To explore the nuclear chromatin phenotype, overall epigenetic mechanisms, chromatin remodelling enzymes and their role as diagnostic biomarkers in prostate lesions, using high-resolution computerized quantitative digital image analysis (DIA).
MATERIALS AND METHODS
A tissue microarray (TMA) was constructed using paraffin wax-embedded prostatic tissues from 78 patients, containing 30 cores of benign prostatic hyperplasia (BPH), 10 of low-grade prostatic intraepithelial neoplasia (LGPIN), 38 of prostate adenocarcinoma, 20 of BPH tissue excised at 0.6–1 mm from LGPIN lesions, and 10 of BPH prostatic tissues obtained 0.6–1 mm from high-grade PIN (HGPIN) lesions. Chromatin phenotype was assessed on haematoxylin-stained sections using high-resolution texture analysis. For quantitative immunohistochemistry, antibodies raised against acetylated histone H3 lysine 9 (AcH3K9), 5′methylcytidine (5MeC) and the chromatin remodelling ATPase ISWI (SNF2H and SNF2L) were used. The immunodensity was measured using DIA to determine the epigenetic profile of the cases. At least 60 nuclei were measured from each case.
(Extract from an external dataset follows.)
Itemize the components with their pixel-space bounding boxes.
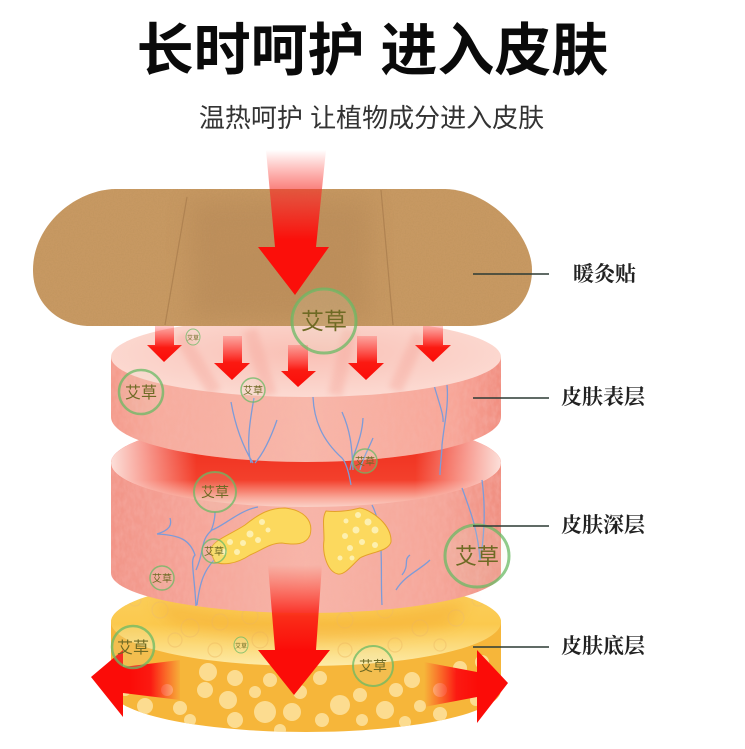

There were many statistically significant differences in staining intensity and nuclear distribution patterns in chromatin phenotype and immunostaining (p ≤ 0.001). These changes allowed the differentiation between the various pathological subgroups with a classification accuracy of 76–100% using chromatin phenotype or immunostaining measuring epigenetic and chromatin remodelling changes (5MeC, AcH3K9 and ISWI). In PIN lesions, there was a high chromatin content with DNA-hypermethylation, while in prostatic adenocarcinoma there was a lower chromatin content with DNA-hypomethylation and H3K9-hypoacetylation. There was significantly more ISWI protein in neoplastic tissues. There were malignancy-associated changes (MAC) in chromatin phenotype and overall epigenetic events in BPH tissues adjacent to PIN lesions.
The present study confirms the ability of high-resolution computerized digital imaging of nuclear texture features to detect changes in chromatin phenotype, epigenetic events and the presence of chromatin remodelling, factors that can be used to distinguish between different prostatic pathologies, i.e. BPH, LGPIN, HGPIN and prostate adenocarcinoma, and further allow the detection of MAC near PIN lesions. These results provide a base for future diagnostic applications of DIA combined with immunohistochemistry. Our experiments underscore the importance of epigenetic mechanisms during carcinogenesis. Further studies are needed to elucidate the complex interplay between chromatin structure, its modifications and the progression of prostate cancer.